Enoc looks at UAE condensate splitter restart, cites improved margins

20 Jul 2021

Quantum Commodity Intelligence – The Emirates National Oil Company (Enoc) is considering restarting one of the two trains of its 120,000 bpd condensate splitter in Jebel Ali, Dubai, said the company's CEO speaking to Gulf News Tuesday.

The splitter train with 60,000 bpd capacity was closed temporarily last year due to the lack of feedstock at competitive prices, said the company.

CEO Hussain Sultan told Gulf News; "Enoc is positive about the market and gradually expanding its capacity. We may restart our closed splitter soon as the market looks positive."

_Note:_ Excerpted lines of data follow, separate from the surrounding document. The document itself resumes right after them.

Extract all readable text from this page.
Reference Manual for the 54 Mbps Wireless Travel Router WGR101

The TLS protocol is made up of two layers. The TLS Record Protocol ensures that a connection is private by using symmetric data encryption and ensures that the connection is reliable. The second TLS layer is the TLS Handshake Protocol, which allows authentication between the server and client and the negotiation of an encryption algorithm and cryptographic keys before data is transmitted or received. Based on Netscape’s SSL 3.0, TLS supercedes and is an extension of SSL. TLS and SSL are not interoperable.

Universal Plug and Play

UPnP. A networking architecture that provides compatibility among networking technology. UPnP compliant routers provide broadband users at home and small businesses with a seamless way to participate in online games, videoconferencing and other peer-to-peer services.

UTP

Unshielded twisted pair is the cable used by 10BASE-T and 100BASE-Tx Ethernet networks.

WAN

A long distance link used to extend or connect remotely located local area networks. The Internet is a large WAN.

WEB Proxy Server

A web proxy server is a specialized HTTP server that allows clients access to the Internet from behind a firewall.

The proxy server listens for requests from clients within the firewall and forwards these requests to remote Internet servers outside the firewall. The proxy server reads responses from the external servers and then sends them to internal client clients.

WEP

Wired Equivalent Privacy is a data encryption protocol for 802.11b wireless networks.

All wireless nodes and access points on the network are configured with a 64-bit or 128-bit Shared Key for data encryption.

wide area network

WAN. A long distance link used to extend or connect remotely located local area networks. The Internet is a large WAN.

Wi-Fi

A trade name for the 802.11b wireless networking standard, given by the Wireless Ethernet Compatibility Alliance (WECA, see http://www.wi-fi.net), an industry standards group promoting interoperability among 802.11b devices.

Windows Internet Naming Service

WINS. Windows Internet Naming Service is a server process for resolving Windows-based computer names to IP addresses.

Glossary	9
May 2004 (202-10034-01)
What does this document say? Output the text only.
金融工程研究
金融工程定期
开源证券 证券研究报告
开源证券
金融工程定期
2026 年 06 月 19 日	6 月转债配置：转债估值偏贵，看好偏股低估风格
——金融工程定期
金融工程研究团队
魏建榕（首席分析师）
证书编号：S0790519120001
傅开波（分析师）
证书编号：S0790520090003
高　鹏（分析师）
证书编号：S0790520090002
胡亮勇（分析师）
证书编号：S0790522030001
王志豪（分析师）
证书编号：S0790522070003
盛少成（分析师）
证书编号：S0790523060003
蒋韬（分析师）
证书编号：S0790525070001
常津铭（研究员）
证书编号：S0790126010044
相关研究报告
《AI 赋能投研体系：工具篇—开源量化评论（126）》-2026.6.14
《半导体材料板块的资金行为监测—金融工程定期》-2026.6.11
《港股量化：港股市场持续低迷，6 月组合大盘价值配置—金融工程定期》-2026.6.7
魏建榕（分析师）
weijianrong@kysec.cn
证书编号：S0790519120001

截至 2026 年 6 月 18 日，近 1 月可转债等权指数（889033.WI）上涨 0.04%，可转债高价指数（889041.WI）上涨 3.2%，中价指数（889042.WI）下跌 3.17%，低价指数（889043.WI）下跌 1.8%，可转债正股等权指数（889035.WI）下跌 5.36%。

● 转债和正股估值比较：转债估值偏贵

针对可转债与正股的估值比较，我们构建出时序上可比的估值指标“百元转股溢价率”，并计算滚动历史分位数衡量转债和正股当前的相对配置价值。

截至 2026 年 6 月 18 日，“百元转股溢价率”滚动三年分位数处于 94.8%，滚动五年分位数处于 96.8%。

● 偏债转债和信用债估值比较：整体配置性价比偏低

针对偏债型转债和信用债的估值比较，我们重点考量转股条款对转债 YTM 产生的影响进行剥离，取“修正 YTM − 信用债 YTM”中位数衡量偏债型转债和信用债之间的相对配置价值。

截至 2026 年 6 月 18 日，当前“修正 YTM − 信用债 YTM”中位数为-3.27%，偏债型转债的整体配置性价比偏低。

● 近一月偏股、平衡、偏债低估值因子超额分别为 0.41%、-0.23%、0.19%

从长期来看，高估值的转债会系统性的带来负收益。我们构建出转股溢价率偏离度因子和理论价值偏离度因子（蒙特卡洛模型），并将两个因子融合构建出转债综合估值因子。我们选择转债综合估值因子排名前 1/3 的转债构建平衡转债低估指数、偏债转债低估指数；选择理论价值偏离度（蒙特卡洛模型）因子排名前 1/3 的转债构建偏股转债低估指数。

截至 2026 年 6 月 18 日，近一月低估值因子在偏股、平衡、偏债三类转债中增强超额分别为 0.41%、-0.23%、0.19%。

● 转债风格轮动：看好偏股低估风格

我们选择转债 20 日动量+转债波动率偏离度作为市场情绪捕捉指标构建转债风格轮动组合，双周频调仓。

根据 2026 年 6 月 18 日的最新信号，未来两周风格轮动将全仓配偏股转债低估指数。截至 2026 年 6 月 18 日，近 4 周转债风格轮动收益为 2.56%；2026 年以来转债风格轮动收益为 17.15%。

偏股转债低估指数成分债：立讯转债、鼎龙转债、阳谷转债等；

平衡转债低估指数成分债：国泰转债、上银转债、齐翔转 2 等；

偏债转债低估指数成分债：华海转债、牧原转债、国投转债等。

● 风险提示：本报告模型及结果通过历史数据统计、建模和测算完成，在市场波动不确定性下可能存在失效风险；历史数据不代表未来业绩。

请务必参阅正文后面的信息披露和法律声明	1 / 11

Enoc's condensate splitter with 120,000 bpd capacity has two trains with 60,000 bpd capacity each. One of the two trains, which was closed temporarily, is expected to go on stream again as Enoc believes condensate feedstock is becoming available in enough quantities and at an affordable price to make the splitter economically viable, said the report.

Enoc's splitter trains normally use Gulf condensates like that from Iran's South Pars oil field, but US sanctions against Iran have reduced condensate availability in the region.

Supplies were further constrained by the dispute between the UAE and Qatar, but Qatar resumed supplies of condensate in March of this year after a diplomatic breakthrough.

Enoc's splitter processes condensate feedstock from the Gulf region into 34,000 barrels per day (bpd) of kerosene, 11,500 bpd of diesel, 5,000 bpd of liquefied petroleum gas (LPG) and 33,000 bpd of naphtha.

The condensate splitter refinery is owned and operated by Enoc's wholly-owned subsidiary, Enoc Processing Company.